Athens is scheduled to meet with international creditors again this week to discuss a series of reforms it hopes will unblock a new 7.2 billion euro ($7.8 billion) tranche of EU-IMF loans and avoid the debt ridden country from defaulting on repayments.
Three day talks between Greece and creditors in Brussels over the weekend failed to break any ground.
If Greece fails to secure funding from European partners it is set to run out of money by April 20.
Germany's central bank - or Bundesbank - head Jens Weidmann said Friday he opposed providing any further loans, accusing Athens of frittering away trust.
Berlin has been leading the push for European austerity, as Greece complained grueling budgetary cuts were damaging to its economy and threatened its eurozone membership.
Greece's Prime Minister Alexis Tsipras said Sunday he hoped new talks with creditors would yield a "happy ending."
"I am confident there will be a happy ending soon to this first phase of the negotiations, and to normalizing the situation," said Tsipras, whose anti-austerity Syriza party took power two months ago.
Greece is now looking to China to boost its finances with Beijing set to buy 67 percent of Greek state shares in Piraeus Port, one of Europe's biggest container ports.

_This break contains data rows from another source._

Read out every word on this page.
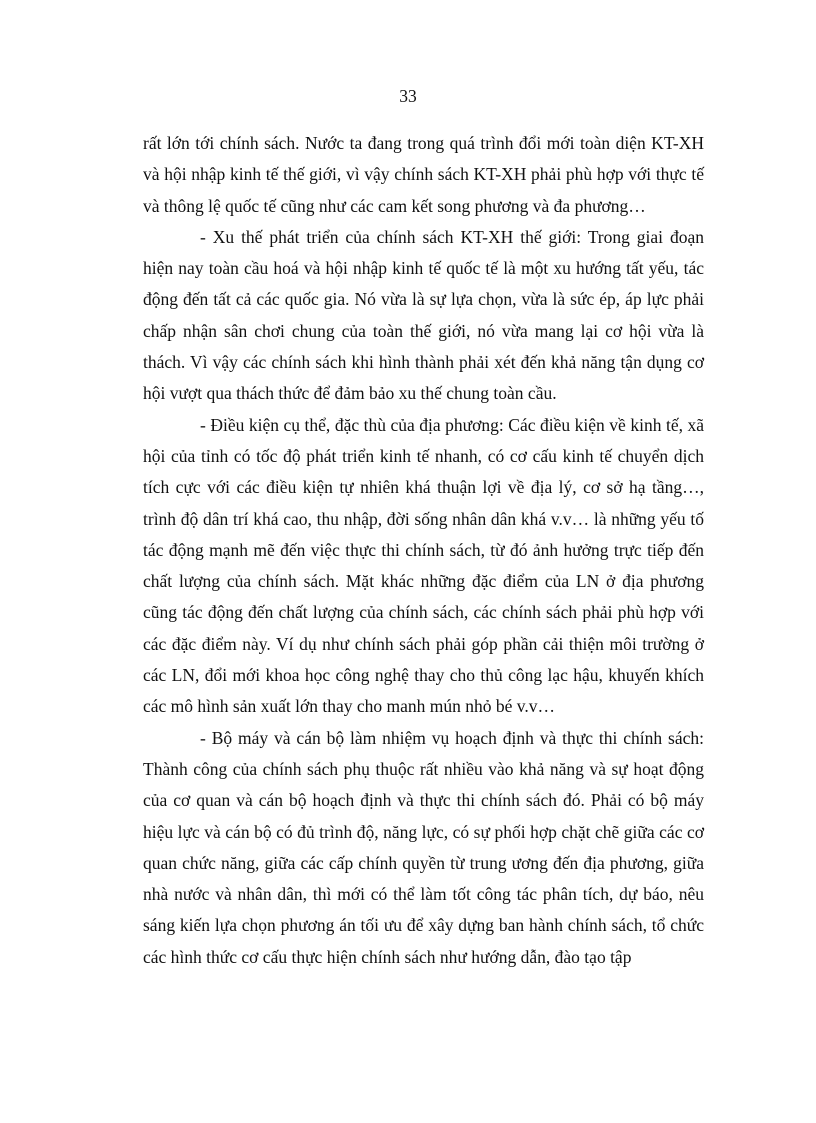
33

rất lớn tới chính sách. Nước ta đang trong quá trình đổi mới toàn diện KT-XH và hội nhập kinh tế thế giới, vì vậy chính sách KT-XH phải phù hợp với thực tế và thông lệ quốc tế cũng như các cam kết song phương và đa phương…

- Xu thế phát triển của chính sách KT-XH thế giới: Trong giai đoạn hiện nay toàn cầu hoá và hội nhập kinh tế quốc tế là một xu hướng tất yếu, tác động đến tất cả các quốc gia. Nó vừa là sự lựa chọn, vừa là sức ép, áp lực phải chấp nhận sân chơi chung của toàn thế giới, nó vừa mang lại cơ hội vừa là thách. Vì vậy các chính sách khi hình thành phải xét đến khả năng tận dụng cơ hội vượt qua thách thức để đảm bảo xu thế chung toàn cầu.

- Điều kiện cụ thể, đặc thù của địa phương: Các điều kiện về kinh tế, xã hội của tỉnh có tốc độ phát triển kinh tế nhanh, có cơ cấu kinh tế chuyển dịch tích cực với các điều kiện tự nhiên khá thuận lợi về địa lý, cơ sở hạ tầng…, trình độ dân trí khá cao, thu nhập, đời sống nhân dân khá v.v… là những yếu tố tác động mạnh mẽ đến việc thực thi chính sách, từ đó ảnh hưởng trực tiếp đến chất lượng của chính sách. Mặt khác những đặc điểm của LN ở địa phương cũng tác động đến chất lượng của chính sách, các chính sách phải phù hợp với các đặc điểm này. Ví dụ như chính sách phải góp phần cải thiện môi trường ở các LN, đổi mới khoa học công nghệ thay cho thủ công lạc hậu, khuyến khích các mô hình sản xuất lớn thay cho manh mún nhỏ bé v.v…

- Bộ máy và cán bộ làm nhiệm vụ hoạch định và thực thi chính sách: Thành công của chính sách phụ thuộc rất nhiều vào khả năng và sự hoạt động của cơ quan và cán bộ hoạch định và thực thi chính sách đó. Phải có bộ máy hiệu lực và cán bộ có đủ trình độ, năng lực, có sự phối hợp chặt chẽ giữa các cơ quan chức năng, giữa các cấp chính quyền từ trung ương đến địa phương, giữa nhà nước và nhân dân, thì mới có thể làm tốt công tác phân tích, dự báo, nêu sáng kiến lựa chọn phương án tối ưu để xây dựng ban hành chính sách, tổ chức các hình thức cơ cấu thực hiện chính sách như hướng dẫn, đào tạo tập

"Greece is now teetering on the edge of chaos with the population withholding tax payments and withdrawing money from the banks – and the possibility of Greece leaving the eurozone, which…would be an utter economic disaster for Greece," chief UniCredut economist Erik F. Nielsen warned.
Three days of negotiations between Greece and its creditors on a list of reforms to boost state revenue by three billion euros over the weekend did not reach a breakthrough.

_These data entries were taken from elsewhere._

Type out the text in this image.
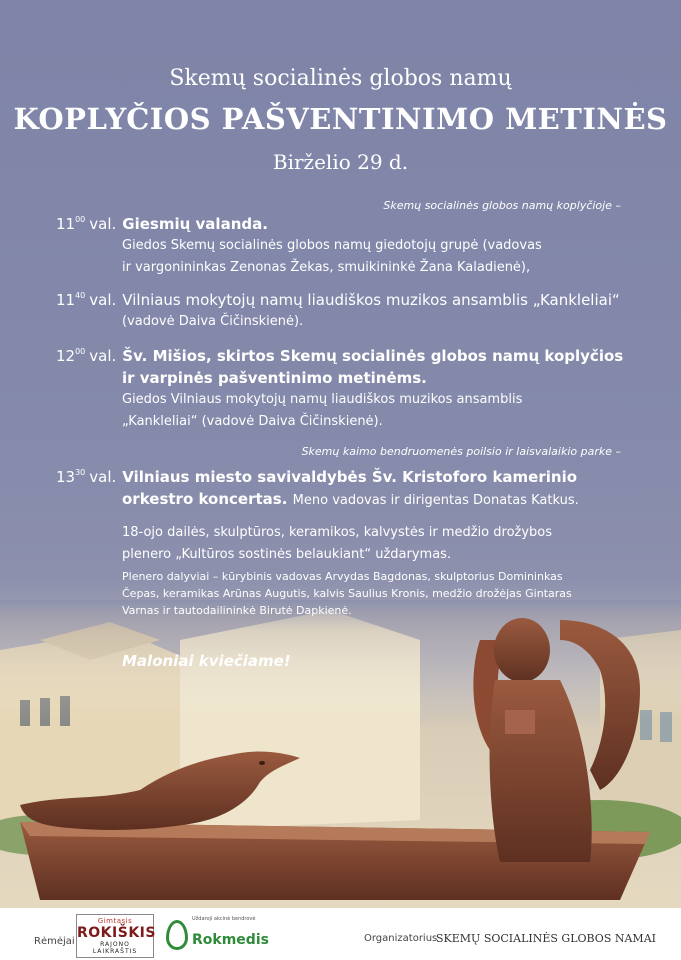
Skemų socialinės globos namų
KOPLYČIOS PAŠVENTINIMO METINĖS
Birželio 29 d.
Skemų socialinės globos namų koplyčioje –
$11^{00}$ val. Giesmių valanda.
Giedos Skemų socialinės globos namų giedotojų grupė (vadovas
ir vargonininkas Zenonas Žekas, smuikininkė Žana Kaladienė),
$11^{40}$ val. Vilniaus mokytojų namų liaudiškos muzikos ansamblis „Kankleliai“
(vadovė Daiva Čičinskienė).
$12^{00}$ val. Šv. Mišios, skirtos Skemų socialinės globos namų koplyčios
ir varpinės pašventinimo metinėms.
Giedos Vilniaus mokytojų namų liaudiškos muzikos ansamblis
„Kankleliai“ (vadovė Daiva Čičinskienė).
Skemų kaimo bendruomenės poilsio ir laisvalaikio parke –
$13^{30}$ val. Vilniaus miesto savivaldybės Šv. Kristoforo kamerinio
orkestro koncertas. Meno vadovas ir dirigentas Donatas Katkus.
18-ojo dailės, skulptūros, keramikos, kalvystės ir medžio drožybos
plenero „Kultūros sostinės belaukiant“ uždarymas.
Plenero dalyviai – kūrybinis vadovas Arvydas Bagdonas, skulptorius Domininkas
Čepas, keramikas Arūnas Augutis, kalvis Saulius Kronis, medžio drožėjas Gintaras
Varnas ir tautodailininkė Birutė Dapkienė.
Maloniai kviečiame!
Rėmėjai
Gimtasis
ROKIŠKIS
RAJONO LAIKRAŠTIS
Uždaroji akcinė bendrovė
Rokmedis	Organizatorius
SKEMŲ SOCIALINĖS GLOBOS NAMAI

The Greek delegation presented documents Saturday in electronic form on mobile devices, written only in Greek instead of the promised list of reforms.

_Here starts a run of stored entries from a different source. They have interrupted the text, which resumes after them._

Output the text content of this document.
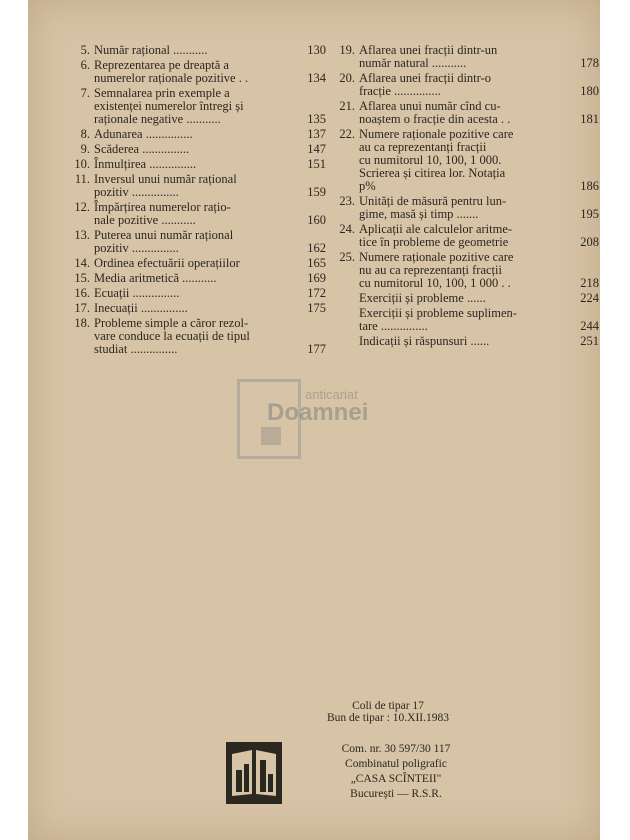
5. Număr rațional ...........	130
6. Reprezentarea pe dreaptă a
numerelor raționale pozitive . .	134
7. Semnalarea prin exemple a
existenței numerelor întregi și
raționale negative ...........	135
8. Adunarea ...............	137
9. Scăderea ...............	147
10. Înmulțirea ...............	151
11. Inversul unui număr rațional
pozitiv ...............	159
12. Împărțirea numerelor rațio-
nale pozitive ...........	160
13. Puterea unui număr rațional
pozitiv ...............	162
14. Ordinea efectuării operațiilor	165
15. Media aritmetică ...........	169
16. Ecuații ...............	172
17. Inecuații ...............	175
18. Probleme simple a căror rezol-
vare conduce la ecuații de tipul
studiat ...............	177
19. Aflarea unei fracții dintr-un
număr natural ...........	178
20. Aflarea unei fracții dintr-o
fracție ...............	180
21. Aflarea unui număr cînd cu-
noaștem o fracție din acesta . .	181
22. Numere raționale pozitive care
au ca reprezentanți fracții
cu numitorul 10, 100, 1 000.
Scrierea și citirea lor. Notația
p%	186
23. Unități de măsură pentru lun-
gime, masă și timp .......	195
24. Aplicații ale calculelor aritme-
tice în probleme de geometrie	208
25. Numere raționale pozitive care
nu au ca reprezentanți fracții
cu numitorul 10, 100, 1 000 . .	218
Exerciții și probleme ......	224
Exerciții și probleme suplimen-
tare ...............	244
Indicații și răspunsuri ......	251
anticariat
Doamnei
Coli de tipar 17
Bun de tipar : 10.XII.1983
Com. nr. 30 597/30 117
Combinatul poligrafic
„CASA SCÎNTEII"
București — R.S.R.
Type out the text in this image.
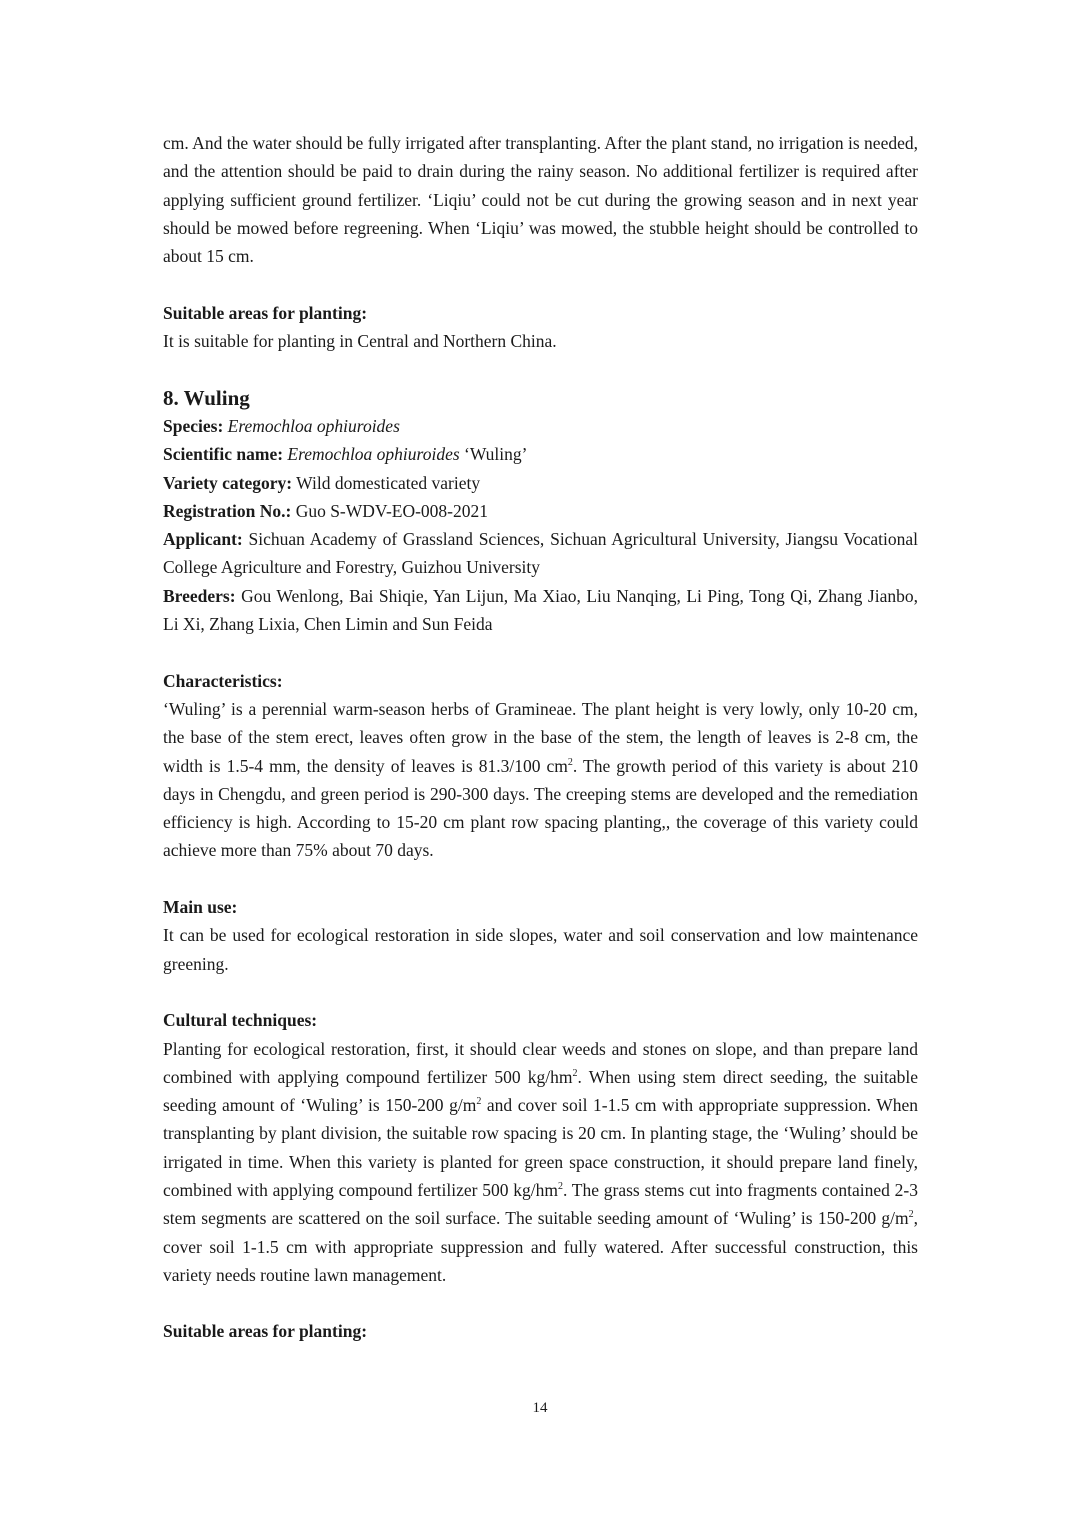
cm. And the water should be fully irrigated after transplanting. After the plant stand, no irrigation is needed, and the attention should be paid to drain during the rainy season. No additional fertilizer is required after applying sufficient ground fertilizer. ‘Liqiu’ could not be cut during the growing season and in next year should be mowed before regreening. When ‘Liqiu’ was mowed, the stubble height should be controlled to about 15 cm.

Suitable areas for planting:

It is suitable for planting in Central and Northern China.

8. Wuling

Species: Eremochloa ophiuroides

Scientific name: Eremochloa ophiuroides ‘Wuling’

Variety category: Wild domesticated variety

Registration No.: Guo S-WDV-EO-008-2021

Applicant: Sichuan Academy of Grassland Sciences, Sichuan Agricultural University, Jiangsu Vocational College Agriculture and Forestry, Guizhou University

Breeders: Gou Wenlong, Bai Shiqie, Yan Lijun, Ma Xiao, Liu Nanqing, Li Ping, Tong Qi, Zhang Jianbo, Li Xi, Zhang Lixia, Chen Limin and Sun Feida

Characteristics:

‘Wuling’ is a perennial warm-season herbs of Gramineae. The plant height is very lowly, only 10-20 cm, the base of the stem erect, leaves often grow in the base of the stem, the length of leaves is 2-8 cm, the width is 1.5-4 mm, the density of leaves is 81.3/100 $cm^2$. The growth period of this variety is about 210 days in Chengdu, and green period is 290-300 days. The creeping stems are developed and the remediation efficiency is high. According to 15-20 cm plant row spacing planting,, the coverage of this variety could achieve more than 75% about 70 days.

Main use:

It can be used for ecological restoration in side slopes, water and soil conservation and low maintenance greening.

Cultural techniques:

Planting for ecological restoration, first, it should clear weeds and stones on slope, and than prepare land combined with applying compound fertilizer 500 $kg/hm^2$. When using stem direct seeding, the suitable seeding amount of ‘Wuling’ is 150-200 $g/m^2$ and cover soil 1-1.5 cm with appropriate suppression. When transplanting by plant division, the suitable row spacing is 20 cm. In planting stage, the ‘Wuling’ should be irrigated in time. When this variety is planted for green space construction, it should prepare land finely, combined with applying compound fertilizer 500 $kg/hm^2$. The grass stems cut into fragments contained 2-3 stem segments are scattered on the soil surface. The suitable seeding amount of ‘Wuling’ is 150-200 $g/m^2$, cover soil 1-1.5 cm with appropriate suppression and fully watered. After successful construction, this variety needs routine lawn management.

Suitable areas for planting:

14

"The list is much too vague, not credible and not verifiable," said an unnamed EU diplomat about Athens' proposals, which were presented orally on Sunday.
The European Central Bank, EU Commission and the International Monetary Fund set the reforms as a prerequisite to releasing funds.
The EU Commission is now awaiting a final list of reforms from Athens.
"We are expecting the list by the beginning to the week," Valdis Dombrovskis, the EU Commission vice president in charge of currency, told Germany's "Die Welt" online edition on Sunday.